Blade Grinders versus Burr Grinders
Moving ever forward on the path to your perfect cup, the next step is learning how to grind coffee and decide which grinder to use on the whole coffee beans. The common debate you’ll find on this issue is blade grinders versus burr grinders. Blade grinders are exactly what they sound like: machines that “grind” through the use of a fast-moving blade. You may already have one of these bad boys in your kitchen and commonly refer to it as the spice grinder.
A burr grinder, on the other hand, crushes the beans between two surfaces, often a moving wheel and a non-moving surface. There are two types of burr grinders (wheel and conical), but for now we’re going to discuss these in a general sense. We are, after all, just starting out.
What you want to know from the get-go is this: blade grinders are cheaper; burr grinders are more expensive.
In some cases, burr grinders are much more expensive. Blade grinders will run you anywhere from $10-$40 at the upper-most limit. Burr grinders will run you anywhere from $30-$300, maybe more. The lower level of burr grinders will often be either manual grinders, or entry-level machines with less-than-perfect track records.
While blade grinders are by far the more economical choice, they do come along with a fair share of negatives, which is why many coffee lovers will eventually buy into a high-rated Burr grinder.
Blade grinders have two major downsides: lack of grind consistency and excessive heat production.
Most blade grinders will not have a “grind consistency” option, which means if you’re looking for a coarse grind, medium grind, fine grind, or somewhere in between, it’s all down to your eye and luck. Beyond the choice of consistency, there’s the larger problem of uniformity of grind. Though you may be shooting for a coarse grind, there will be a fair amount of fine coffee powder that comes along with it.
I can still remember the first time I researched the differences between grinders. As I read about grind consistency and heat production, all I kept thinking was, “Bull! This is all a bunch of nit-picky bellyaching, and I’ll never be able to tell the difference anyway!”
I wasn’t sold. I didn’t consider myself a coffee connoisseur, and I doubted I could taste the difference between coffee grounds from a burr grinder versus a blade grinder.
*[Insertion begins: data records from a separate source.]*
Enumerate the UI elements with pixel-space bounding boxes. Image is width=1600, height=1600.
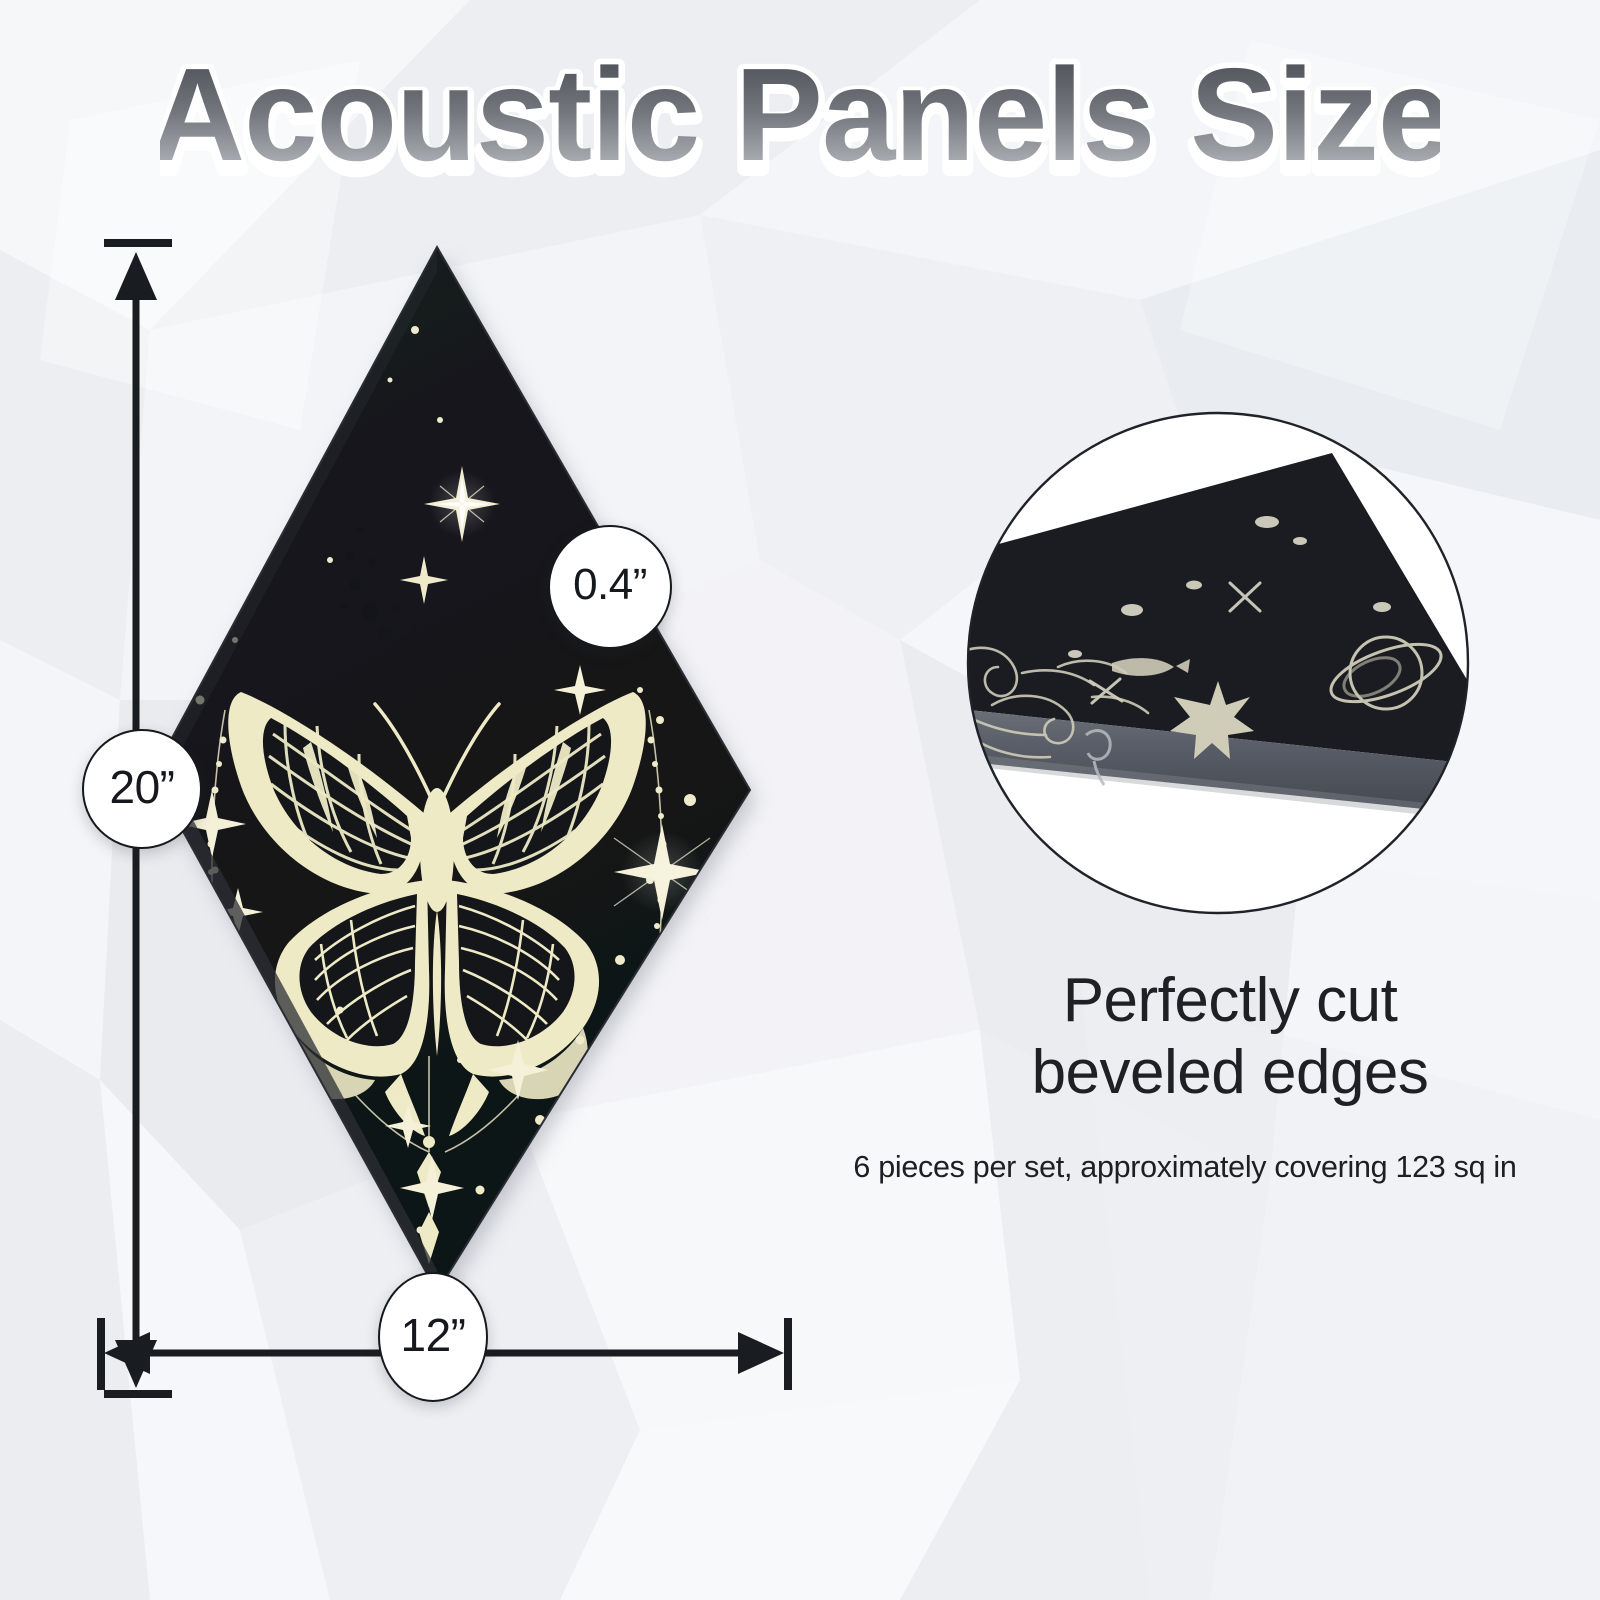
infographic-canvas: Acoustic Panels Size Acoustic Panels Siz…: [0, 0, 1600, 1600]
dimension-lines: [0, 0, 1600, 1600]
dimension-badge-height: 20”: [82, 729, 202, 849]
detail-caption: 6 pieces per set, approximately covering…: [770, 1148, 1600, 1188]
detail-headline: Perfectly cut beveled edges: [880, 965, 1580, 1109]
dimension-badge-height-label: 20”: [110, 764, 175, 810]
dimension-badge-width: 12”: [378, 1272, 488, 1402]
dimension-badge-width-label: 12”: [401, 1312, 466, 1358]
dimension-badge-thickness-label: 0.4”: [573, 563, 647, 607]
dimension-badge-thickness: 0.4”: [548, 525, 672, 649]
I was wrong, and here’s why: The consistency of the grind effects the extraction rate of the coffee. The more surface area there is (fine grounds), the quicker coffee flavor and aroma is extracted, and the less surface area (coarse grounds), the longer it takes. Over extraction of coffee is what often causes that bitter, acidic flavor many people associate with coffee. So imagine you have coarsely ground coffee that you determine needs at least 4 minutes of steeping time, but mixed in with that is a large amount of coffee dust (fine powder from the grinding process) that will be over extracted if steeped for 4 minutes because it has more surface area. Simply put, your coffee flavor will suffer.
Similarly, the production of too much heat will negatively effect coffee’s flavor. Picture that blade spinning at incredibly high speeds. When it does, it gets hot and can actually “roast” the coffee a little, causing the resulting brew to have a burned, over-roasted flavor.
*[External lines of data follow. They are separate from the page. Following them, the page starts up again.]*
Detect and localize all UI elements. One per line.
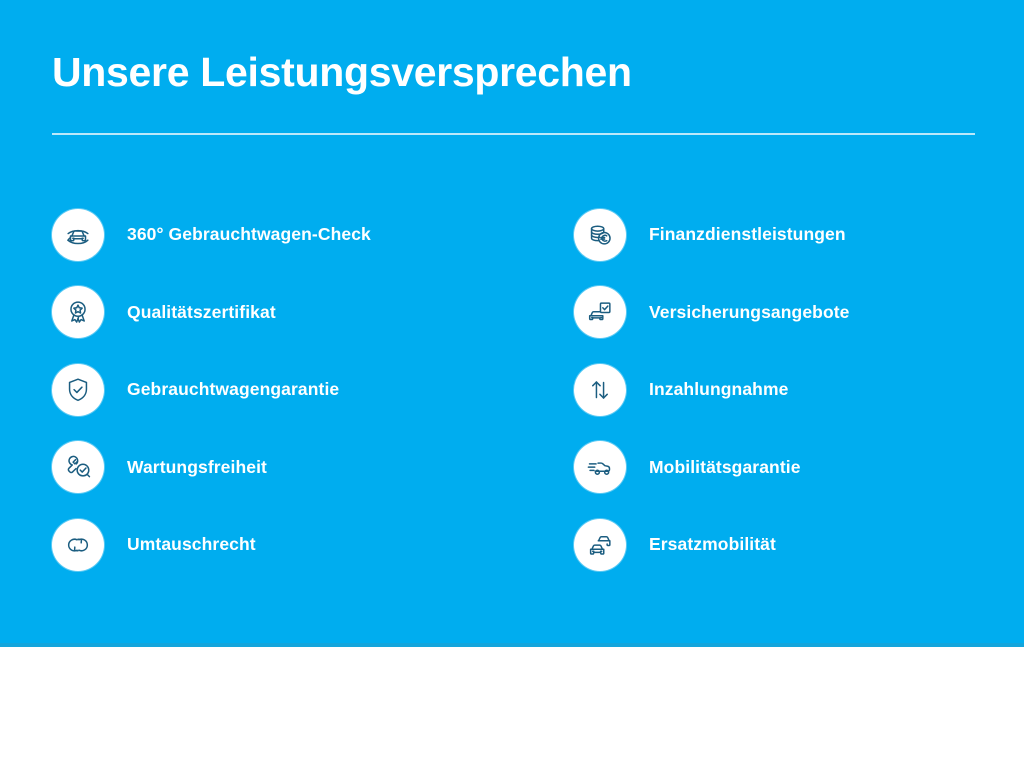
- feature-item[interactable]: Versicherungsangebote: [574, 274, 1004, 352]
- car-360-check-icon: [52, 209, 104, 261]
- feature-label: Versicherungsangebote: [649, 302, 850, 323]
- exchange-arrows-icon: [52, 519, 104, 571]
- car-motion-icon: [574, 441, 626, 493]
- feature-item[interactable]: Qualitätszertifikat: [52, 274, 522, 352]
- feature-column-right: Finanzdienstleistungen Versicherungsange…: [574, 196, 1004, 596]
- feature-label: Qualitätszertifikat: [127, 302, 276, 323]
- coins-euro-icon: [574, 209, 626, 261]
- features-grid: 360° Gebrauchtwagen-Check Qualitätszerti…: [0, 196, 1024, 596]
- feature-label: Umtauschrecht: [127, 534, 256, 555]
- shield-check-icon: [52, 364, 104, 416]
- feature-label: Inzahlungnahme: [649, 379, 788, 400]
- car-document-check-icon: [574, 286, 626, 338]
- wrench-check-icon: [52, 441, 104, 493]
- two-cars-icon: [574, 519, 626, 571]
- feature-item[interactable]: Umtauschrecht: [52, 506, 522, 584]
- feature-label: Mobilitätsgarantie: [649, 457, 801, 478]
- feature-label: Wartungsfreiheit: [127, 457, 267, 478]
- arrows-up-down-icon: [574, 364, 626, 416]
- footer-bar: Hülpert Planetenfeldstraße: [0, 647, 1024, 768]
- feature-item[interactable]: Wartungsfreiheit: [52, 429, 522, 507]
- feature-label: Ersatzmobilität: [649, 534, 776, 555]
- feature-item[interactable]: Inzahlungnahme: [574, 351, 1004, 429]
- slide-root: Unsere Leistungsversprechen 360° Gebr: [0, 0, 1024, 768]
- feature-item[interactable]: Mobilitätsgarantie: [574, 429, 1004, 507]
- award-rosette-icon: [52, 286, 104, 338]
- feature-item[interactable]: Finanzdienstleistungen: [574, 196, 1004, 274]
- feature-item[interactable]: 360° Gebrauchtwagen-Check: [52, 196, 522, 274]
- feature-column-left: 360° Gebrauchtwagen-Check Qualitätszerti…: [52, 196, 522, 596]
- title-divider: [52, 133, 975, 135]
- feature-label: Gebrauchtwagengarantie: [127, 379, 339, 400]
- feature-item[interactable]: Gebrauchtwagengarantie: [52, 351, 522, 429]
- feature-item[interactable]: Ersatzmobilität: [574, 506, 1004, 584]
- feature-label: Finanzdienstleistungen: [649, 224, 846, 245]
- page-title: Unsere Leistungsversprechen: [52, 50, 632, 96]
- feature-label: 360° Gebrauchtwagen-Check: [127, 224, 371, 245]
After that list of cons, you may think I’m going to suggest avoiding blade grinders, but that isn’t the case. Generally speaking, you won’t need one of the expensive burr grinders unless you are planning on making espresso (which calls for a very fine, uniform grind), using an advanced and equally expensive espresso maker. In fact, my brother Mike (co-founder of Grind Brew Love) uses a blade grinder. He has developed an interesting method to keep heat production down and gets a fairly uniform grind as well, which involves short “pulses” of the blade combined with shaking the canister to evenly distribute the grounds. He even argues that his method produces less coffee dust than using my cheap burr grinder–and he may be right about that.
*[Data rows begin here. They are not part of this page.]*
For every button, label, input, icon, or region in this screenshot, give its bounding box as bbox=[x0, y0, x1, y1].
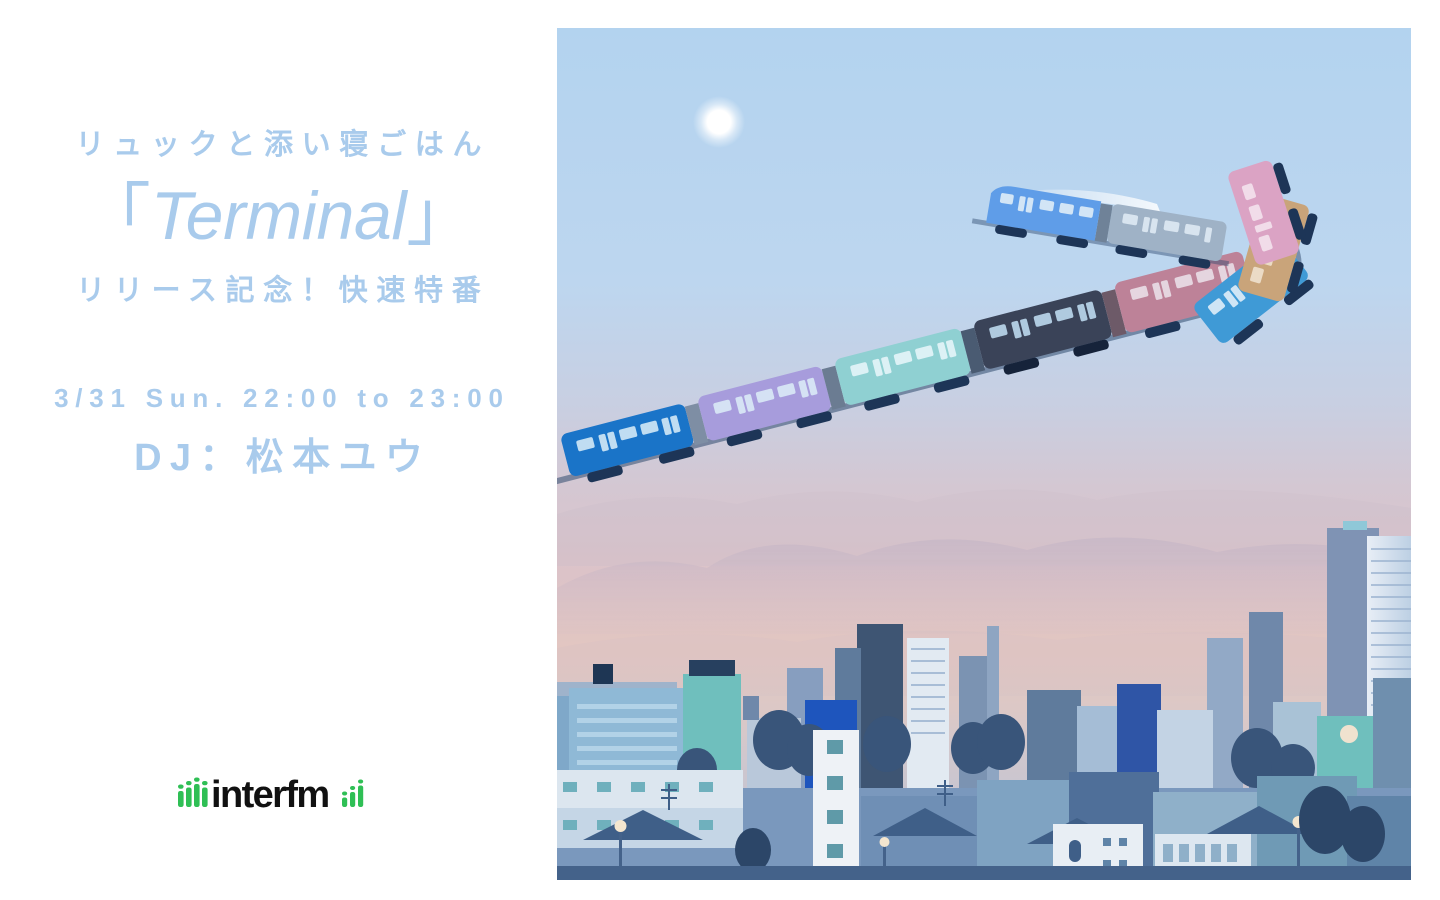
svg-text:interfm: interfm bbox=[211, 774, 329, 808]
program-title: 「Terminal」 bbox=[0, 181, 557, 252]
dj-credit: DJ：松本ユウ bbox=[0, 436, 557, 482]
interfm-logo: interfm bbox=[178, 772, 374, 808]
logo-left-bars bbox=[178, 778, 208, 808]
poster-root: リュックと添い寝ごはん 「Terminal」 リリース記念！快速特番 3/31 … bbox=[0, 0, 1440, 900]
title-close-bracket: 」 bbox=[406, 178, 474, 254]
logo-right-bars bbox=[342, 780, 363, 808]
title-open-bracket: 「 bbox=[83, 178, 151, 254]
logo-wordmark: interfm bbox=[211, 774, 329, 808]
moon-icon bbox=[693, 96, 745, 148]
artwork-illustration bbox=[557, 28, 1411, 880]
text-stack: リュックと添い寝ごはん 「Terminal」 リリース記念！快速特番 3/31 … bbox=[0, 128, 557, 482]
broadcast-datetime: 3/31 Sun. 22:00 to 23:00 bbox=[0, 383, 557, 414]
artist-name: リュックと添い寝ごはん bbox=[0, 128, 557, 163]
program-subtitle: リリース記念！快速特番 bbox=[0, 274, 557, 309]
title-text: Terminal bbox=[151, 178, 407, 254]
left-text-panel: リュックと添い寝ごはん 「Terminal」 リリース記念！快速特番 3/31 … bbox=[0, 0, 557, 900]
Of course, many of the areas where blade grinders suffer are the same places burr grinders excel.
They do not create too much heat during grinding, they have many coarseness selections, and they create superior uniformity of grounds. What comes along with this, as mentioned earlier, is a higher price tag. The lower priced burr grinders are a step up from blade grinders, but will lack in grind uniformity, often creating a lot of coffee dust.
When choosing which grinder you want to purchase, it’s important that you consider where you are in the brewing world.
If you’re just starting out and have purchased your first French Press, you are probably best served getting a blade grinder. It won’t be perfect, but it will certainly be a step up from brewing pre-ground, store bought coffee in a cheap auto-drip machine. As you move forward, you may consider buying into the lower level of burr grinders too.
If, on the other hand, you like to jump in with both feet, and you have the money, get a high-rated burr grinder. This is also true if you’re planning on brewing espresso and already have (or plan on purchasing) an expensive espresso maker.
What you should absolutely not do is get caught up in the never-ending cycle of research. I’m notorious for over-researching products. If I am planning on spending even $25, I may spend weeks reading reviews, doing background research, and basically driving myself nuts. The truth is, most grinders have one-star reviews. There’s always someone who hates a product, even if it has universally positive reviews.
At the end of the day, this is your path to walk, and you should do so at your own pace. Choose the grinder that fits your needs and budget. You can always upgrade later.